Documento del mese

C'è ancora carenza ovunque

Tessere del pane, indennità di guerra e bambini viennesi

Azienda Elettrica Consorziale, A.V.4.9

All’interno della monarchia asburgica, già poco dopo lo scoppio della guerra mondiale, la mancanza di riserve di generi alimentari, il richiamo alle armi per i lavoratori agricoli e la confisca di cavalli, buoi e mucche da latte destinati al sostentamento delle forze mobilitate comportarono per la popolazione civile difficoltà nell’approvvigionamento e sfociarono poi sul finire del conflitto in una vera e propria emergenza alimentare che andò a colpire in particolare il Tirolo, dipendente dalle importazioni di granaglie. Nell’inverno 1917/18 la crisi raggiunse il suo apice quando per settimane non vi fu la disponibilità di farina. Molti generi alimentari come la carne, il pane, le patate, lo zucchero o il latte, erano razionati e potevano essere ritirati solo attraverso delle tessere, le code ai punti di distribuzione erano lunghe e le razioni parche. Le conseguenze furono la denutrizione e l’insorgere sempre più frequente di casi d’infezione.

Dopo la fine della guerra in Alto Adige/Sudtirolo si registrò un leggero miglioramento della situazione degli approvvigionamenti, dato che per alleviare la condizione di estrema emergenza l’esercito italiano distribuì generi alimentari; nel corso del 1919 la situazione andò normalizzandosi, ciò nonostante ancora nel novembre di quell’anno il pane veniva distribuito solo attraverso l’uso delle apposite tessere, suddivise nelle categorie “indigente”, “poco abbiente” e “abbiente”, mentre la carne poteva essere venduta di nuovo liberamente. La gran parte della popolazione, soprattutto nelle città, aveva ancora difficoltà a rifornirsi di generi di primo consumo e di materiale da ardere. In particolare, le “piccole persone” avevano perso molto denaro a causa dei titoli di guerra austriaci, ormai privi di valore, nel 1919 ci fu inoltre la conversione delle corone in lire e un tasso di inflazione galoppante. Per rimediare in qualche modo a tutto ciò, le aziende, come ad esempio l’Azienda elettrica consorziale, pagarono ai loro dipendenti le cosiddette “indennità di guerra”, ossia maggiorazioni stipendiali e indennità di caroviveri, il cui valore dovette essere aumentato nel corso dei mesi.

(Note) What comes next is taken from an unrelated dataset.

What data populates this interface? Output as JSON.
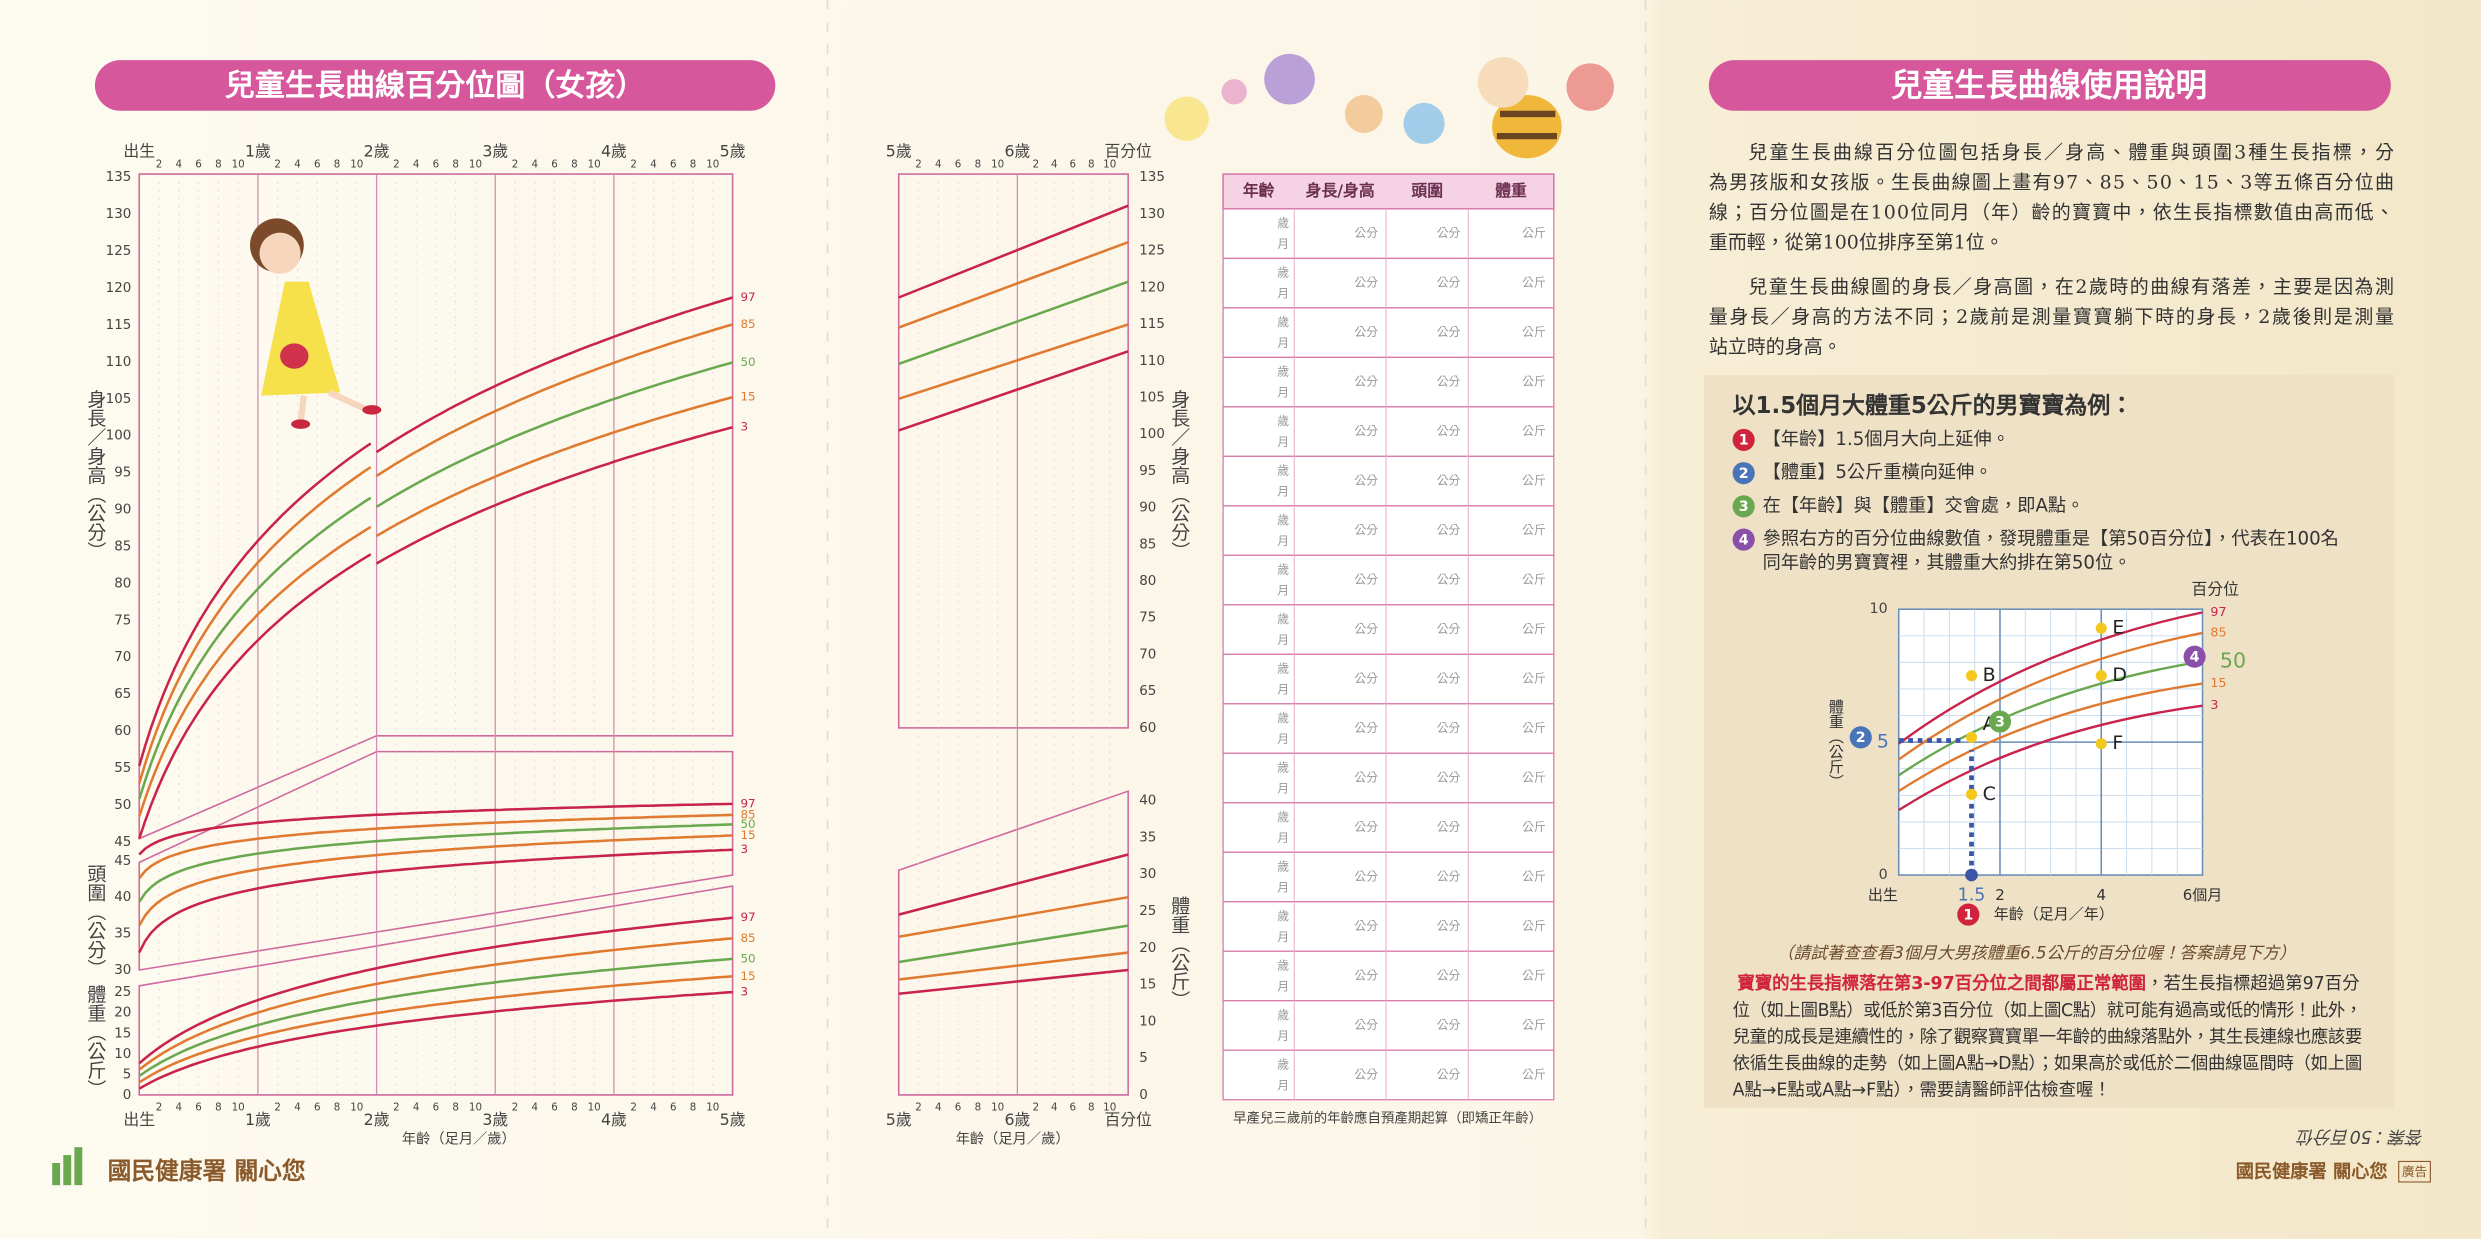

Mentre in Alto Adige nel 1919 la situazione dell’approvvigionamento lentamente migliorò, anche perché l’Italia aveva proibito l’esportazione di legumi, riso, olio e grassi e il 25 novembre 1919 il Commissario civile generale aveva inoltre emanato il divieto di esportare dall’Alto Adige la legna da ardere, le circostanze nel Tirolo del nord e in altre parti dell’Austria erano invece drammatiche. A Innsbruck dopo la fine della guerra non vi era più disponibilità di farina, patate e latte. La situazione degli approvvigionamenti rimase per tutto il 1919 così disastrosa che si arrivò ripetutamente a casi di tumulti per la carenza di cibo. Anche a Vienna vi era grande penuria di viveri, i bambini erano così denutriti, che un progetto internazionale di aiuti organizzò per loro trasferte di alcune settimane in Svizzera, Italia e Germania meridionale. Dopo un primo richiamo apparso sui giornali nella seconda metà di novembre, anche in Alto Adige si sviluppò un’importante rete di solidarietà: molti si dichiararono disposti ad accogliere un bambino, altri fecero donazioni in denaro. Il 10 dicembre arrivarono a Bolzano i primi 600 bambini di Vienna, accolti dalle signore del Comitato d’aiuto munite di biscotti. Furono quindi distribuiti nelle varie famiglie ospitanti in diverse località della regione.